Ce qu’on regardeCe qu’on oublie de regarder
La capacité annoncéeLa capacité réelle une fois les tables installées
Le prix de la locationL’heure limite de bruit, et ce qu’elle coûte de dépasser
Les photos du lieuLe chemin depuis l’arrêt de transport le plus proche
La disponibilité de la dateL’heure à laquelle on peut commencer à installer
Une date fixée à contrecœur vaut mieux qu’une date jamais fixée.

Fixez un nombre, et tenez-le

Une soirée sans jauge dérape dans un sens ou dans l’autre. Décidez d’un nombre maximum au moment où vous réservez le lieu, et considérez que les inscriptions ferment quand il est atteint. Ce n’est pas de la rigidité, c’est ce qui permet de commander la bonne quantité de nourriture et de savoir combien de chaises il faut.

Sur le nombre réel de présents, prévoyez une marge. Pour une soirée gratuite entre connaissances, il est prudent de tabler sur quatre présents pour cinq inscrits, et la marge se creuse quand l’événement est annoncé longtemps à l’avance ou quand l’inscription ne coûte rien ni en argent ni en effort. Cette marge se réduit beaucoup quand chacun reçoit un rappel la veille, ce qui est la raison d’être des rappels automatiques.

Posez le budget poste par poste, même s’il est petit

Un budget de soirée tient en six lignes. L’écrire prend dix minutes et évite la conversation pénible du lendemain sur qui a avancé quoi.

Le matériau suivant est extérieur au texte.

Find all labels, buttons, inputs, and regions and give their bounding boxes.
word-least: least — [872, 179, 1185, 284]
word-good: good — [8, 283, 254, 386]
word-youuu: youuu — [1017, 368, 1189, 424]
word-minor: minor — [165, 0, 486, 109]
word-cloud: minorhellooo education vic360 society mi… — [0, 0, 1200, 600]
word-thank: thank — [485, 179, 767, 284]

  • Le lieu, location et caution comprises.
  • La nourriture, en prévoyant une part par personne attendue plus dix pour cent.
  • Les boissons, en comptant deux à trois verres par personne sur la première moitié de soirée.
  • Le matériel qu’il faut louer ou acheter, sono, rallonges, verres, glacière.
  • Ce qui revient à celui qui reçoit, sacs-poubelle, produits de nettoyage, la réserve qu’on n’ouvrira peut-être pas.
  • Une ligne d’imprévu, dix pour cent du total, qui servira.

Si la soirée est partagée, annoncez la participation dans l’invitation elle-même et non trois jours avant. Une participation annoncée tard est perçue comme une facture surprise, et elle fait annuler.

Invitez une fois, relancez deux fois

Une invitation qui fonctionne tient en cinq informations : quoi, quand, où, ce qu’il faut apporter, et comment dire oui. Tout le reste est du décor. Le lien vers la page de l’événement fait le travail de l’adresse, du plan et du programme, et vous évite de répondre vingt fois à la même question dans une conversation de groupe.

Envoyez l’invitation entre deux et trois semaines avant, pas plus tôt. Au-delà, les gens disent oui sans regarder leur agenda et se décommandent ensuite. Relancez une fois une semaine avant, auprès de ceux qui n’ont pas répondu, et une dernière fois la veille, auprès de tout le monde. Ces trois messages font toute la différence entre une soirée à moitié pleine et une soirée pleine.

Le détail de la rédaction est traité dans comment écrire une invitation à laquelle on répond.

Écrivez le déroulé, même pour une soirée informelle

Personne n’a envie d’un programme minuté pour une soirée entre amis, et ce n’est pas ce dont il s’agit. Il s’agit de savoir à quelle heure le buffet s’ouvre, à quelle heure vous comptez dire deux mots si vous avez quelque chose à dire, et à quelle heure la musique monte. Trois repères suffisent à éviter le moment creux où tout le monde attend sans savoir quoi.

  • La première demi-heure est la plus fragile : prévoyez que quelqu’un accueille, sert un verre et présente les gens qui ne se connaissent pas.
  • Si vous devez prendre la parole, faites-le tôt, quand tout le monde est arrivé et que personne n’est encore parti.
  • Annoncez la fin un quart d’heure avant, pour que le départ se fasse par vagues et non d’un coup.

Le lendemain compte pour la prochaine fois

Un message le lendemain, avec deux photos et un merci, coûte cinq minutes et double le taux de réponse de la soirée suivante. Les gens se souviennent d’avoir été invités par quelqu’un qui prend des nouvelles, pas par quelqu’un qui envoie des invitations.

Notez aussi, pendant que c’est frais, les trois choses que vous referiez autrement. C’est le seul moment où vous vous en souviendrez, et c’est ce qui rend la deuxième soirée nettement plus facile que la première.